Compared to last year’s heated immigration debate and its steady supply of headlines – ranging from the touring congressional hearings put on by Republican House members to the effects of anti-immigrant crackdowns like the one just passed in Farmers Branch – this year has been relatively calm. Supporters of comprehensive reform now control Congress, and political news has revolved around presidential candidates, with only one anti-immigrant hardliner among the many second-tier candidates. Meanwhile, both Chris Simcox’s Minuteman Civil Defense Corps and Jim Gilchrist’s Minuteman Project are facing charges of financial mismanagement.

But as the vote in Farmers Branch shows, anti-immigrant politics remain a live wire in various parts of the country.

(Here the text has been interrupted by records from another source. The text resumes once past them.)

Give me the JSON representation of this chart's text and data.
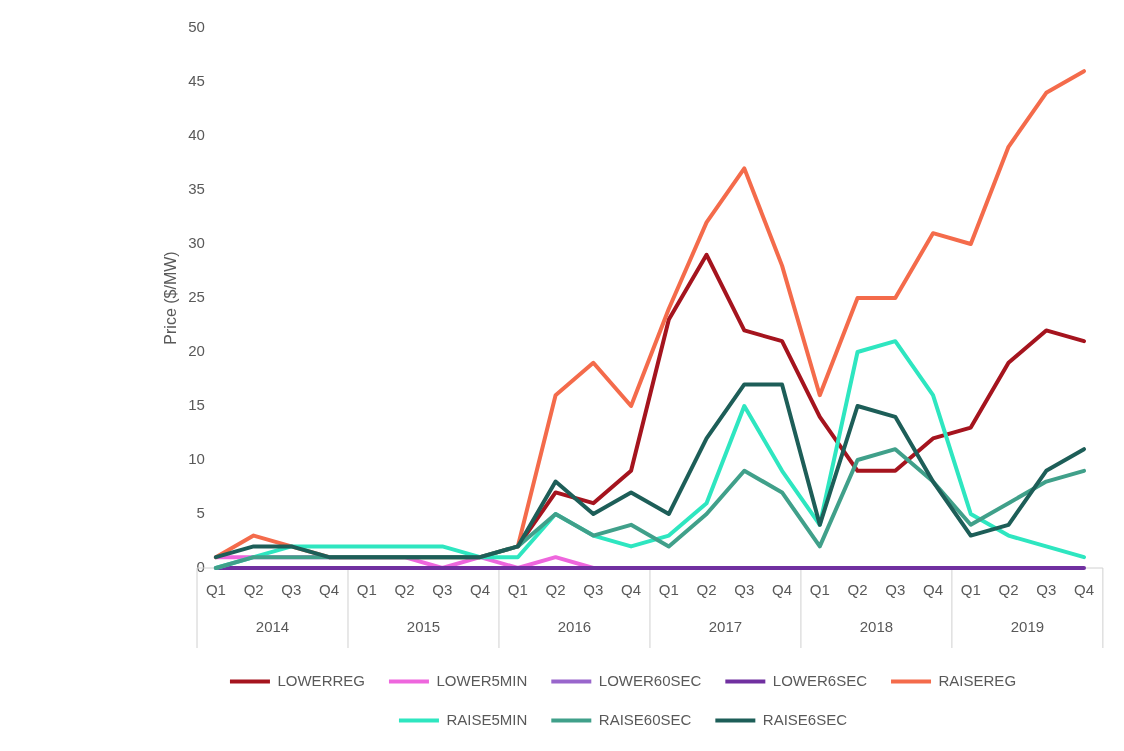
{
  "chart_data": {
    "type": "line",
    "ylabel": "Price ($/MW)",
    "categories": [
      "Q1",
      "Q2",
      "Q3",
      "Q4",
      "Q1",
      "Q2",
      "Q3",
      "Q4",
      "Q1",
      "Q2",
      "Q3",
      "Q4",
      "Q1",
      "Q2",
      "Q3",
      "Q4",
      "Q1",
      "Q2",
      "Q3",
      "Q4",
      "Q1",
      "Q2",
      "Q3",
      "Q4"
    ],
    "annotations": [
      "2014",
      "2015",
      "2016",
      "2017",
      "2018",
      "2019"
    ],
    "ylim": [
      0,
      50
    ],
    "yticks": [
      0,
      5,
      10,
      15,
      20,
      25,
      30,
      35,
      40,
      45,
      50
    ],
    "grid": false,
    "legend": "bottom",
    "marker": "none",
    "line_style": "solid",
    "series": [
      {
        "name": "LOWERREG",
        "color": "#a5141e",
        "values": [
          null,
          null,
          null,
          null,
          null,
          null,
          null,
          null,
          2,
          7,
          6,
          9,
          23,
          29,
          22,
          21,
          14,
          9,
          9,
          12,
          13,
          19,
          22,
          21
        ]
      },
      {
        "name": "LOWER5MIN",
        "color": "#ee66dd",
        "values": [
          1,
          1,
          1,
          1,
          1,
          1,
          0,
          1,
          0,
          1,
          0,
          null,
          null,
          null,
          null,
          null,
          null,
          null,
          null,
          null,
          null,
          null,
          null,
          null
        ]
      },
      {
        "name": "LOWER60SEC",
        "color": "#9966cc",
        "values": [
          null,
          null,
          null,
          null,
          null,
          null,
          null,
          null,
          null,
          null,
          null,
          null,
          null,
          null,
          null,
          null,
          null,
          null,
          null,
          null,
          null,
          null,
          null,
          null
        ]
      },
      {
        "name": "LOWER6SEC",
        "color": "#7030a0",
        "values": [
          0,
          0,
          0,
          0,
          0,
          0,
          0,
          0,
          0,
          0,
          0,
          0,
          0,
          0,
          0,
          0,
          0,
          0,
          0,
          0,
          0,
          0,
          0,
          0
        ]
      },
      {
        "name": "RAISEREG",
        "color": "#f46b4b",
        "values": [
          1,
          3,
          2,
          1,
          1,
          1,
          1,
          1,
          2,
          16,
          19,
          15,
          24,
          32,
          37,
          28,
          16,
          25,
          25,
          31,
          30,
          39,
          44,
          46
        ]
      },
      {
        "name": "RAISE5MIN",
        "color": "#2ee6c0",
        "values": [
          0,
          1,
          2,
          2,
          2,
          2,
          2,
          1,
          1,
          5,
          3,
          2,
          3,
          6,
          15,
          9,
          4,
          20,
          21,
          16,
          5,
          3,
          2,
          1
        ]
      },
      {
        "name": "RAISE60SEC",
        "color": "#40a08a",
        "values": [
          0,
          1,
          1,
          1,
          1,
          1,
          1,
          1,
          2,
          5,
          3,
          4,
          2,
          5,
          9,
          7,
          2,
          10,
          11,
          8,
          4,
          6,
          8,
          9
        ]
      },
      {
        "name": "RAISE6SEC",
        "color": "#1d5e58",
        "values": [
          1,
          2,
          2,
          1,
          1,
          1,
          1,
          1,
          2,
          8,
          5,
          7,
          5,
          12,
          17,
          17,
          4,
          15,
          14,
          8,
          3,
          4,
          9,
          11
        ]
      }
    ]
  }
}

Meanwhile, in the Washington, D.C. suburb of Gaithersburg, Maryland, a day-laborer center was the target of a recent arson attempt. In response, local anti-immigrant group Citizens Above Party – which, we noted previously, is hardly the simple concerned-citizens operation it portrays itself as – reopened their complaints against the facility:

‘‘Why is the county executive allowing hundreds of thousands of dollars to go to a facility that does not check the backgrounds of who is coming through the back door?” said Susan Payne, founder of Citizens Above Party, a vocal opponent of the county’s policy to pay for the day-laborer centers. ‘‘We have no idea who these people are.”